7 and 8 November 2023
During a routine inspection
We carried out an announced comprehensive inspection at Garston Family Health Centre on 7 and 8 November 2023.
We have not rated this practice overall. This is because the provider had recently taken over the service and the majority of staff who provided care to patients were new and there was not enough evidence to rate effective, caring and responsive. The practice is rated requires improvement for safe and good for well-led.
The provider, Primary Care 24 (Merseyside) Limited (PC24) has the contract for the practice which was registered with CQC in June 2023. During the inspection process, the practice highlighted efforts they were making to improve outcomes and treatment for their population. These had only recently been implemented so at the time of inspection, and outcomes were still under review.
Why we carried out this inspection.
We carried out this inspection in line with our inspection priorities.
How we carried out the inspection/review
This inspection was carried out in a way which enabled us to spend a minimum amount of time on site.
This included:
- Conducting staff interviews using video conferencing.
- Completing clinical searches on the practice’s patient records system (this was with consent from the provider and in line with all data protection and information governance requirements).
- Reviewing patient records to identify issues and clarify actions taken by the provider.
- Requesting evidence from the provider.
- A short site visit.
Our findings
We based our judgement of the quality of care at this service on a combination of:
- what we found when we inspected
- information from our ongoing monitoring of data about services and
- information from the provider, patients, the public and other organisations.
We found that:
- The practice had systems, practices, and processes to keep people safe and safeguarded from abuse. However, a number of the systems had only recently been developed at the time of inspection and were not fully implemented.

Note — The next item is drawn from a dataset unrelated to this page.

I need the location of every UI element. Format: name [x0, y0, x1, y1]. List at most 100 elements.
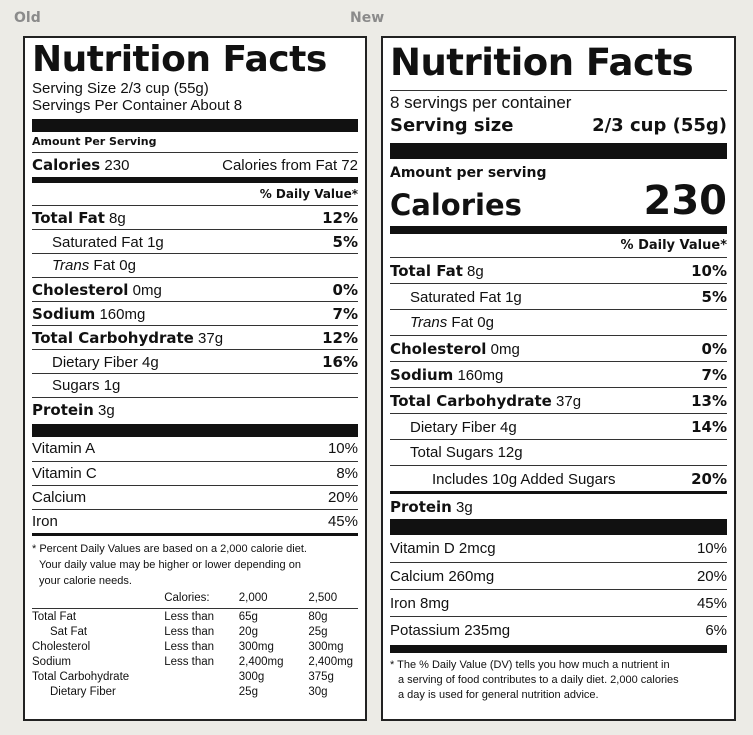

- The systems in place for monitoring medicines that require monitoring and clinical review prior to prescribing were not effective to ensure medicines were always prescribed in line with best practice guidance.
- There was a system for recording and acting on safety alerts, however the practice was unable to demonstrate that all relevant safety alerts had been acted upon.
- Patients with long-term conditions were not always receiving appropriate monitoring and reviews.
- Staff dealt with patients with kindness and respect and involved them in decisions about their care.
- During the inspection process, the practice highlighted efforts they were making to improve patient experience and in turn improve the feedback given by patients. An action plan was in place addressing the negative results received in patient surveys. Any changes put into place by the provider had only recently been implemented and the effect of these efforts was not yet reflected in verified outcomes data above.
- Patients could access care and treatment in a timely way.
- The provider had undertaken audits and reviews and identified a number of significant challenges for the practice. Short, medium and longer term actions plans were developed to address these challenges.
We found one breach of regulations. The provider must:
- Ensure care and treatment is provided in a safe way to patients.
The provider should:
- Improve the uptake of cervical screening and children’s immunisation.
- Take action to ensure that all Do Not Attempt Cardio Pulmonary Resuscitation (DNACPR) assessments are reviewed annually.
- Continue to develop and monitor safe systems and processors for safeguarding vulnerable patients.
- Take action to ensure records of vaccinations status for relevant staff are maintained.
- Monitor the staff vacancy rates, continue the recruitment processes for vacant positions to ensure there are enough staff to provide appointments and prevent staff from working excessive hours.
- Take action to ensure the workflow arrangements for patient test results are managed safely.
- Improve communication systems to ensure patients who may be digitally excluded have their needs equally met.
- Continue to monitor the governance and risk management processes which at the time of inspection were newly developed.
Details of our findings and the evidence supporting our ratings are set out in the evidence tables.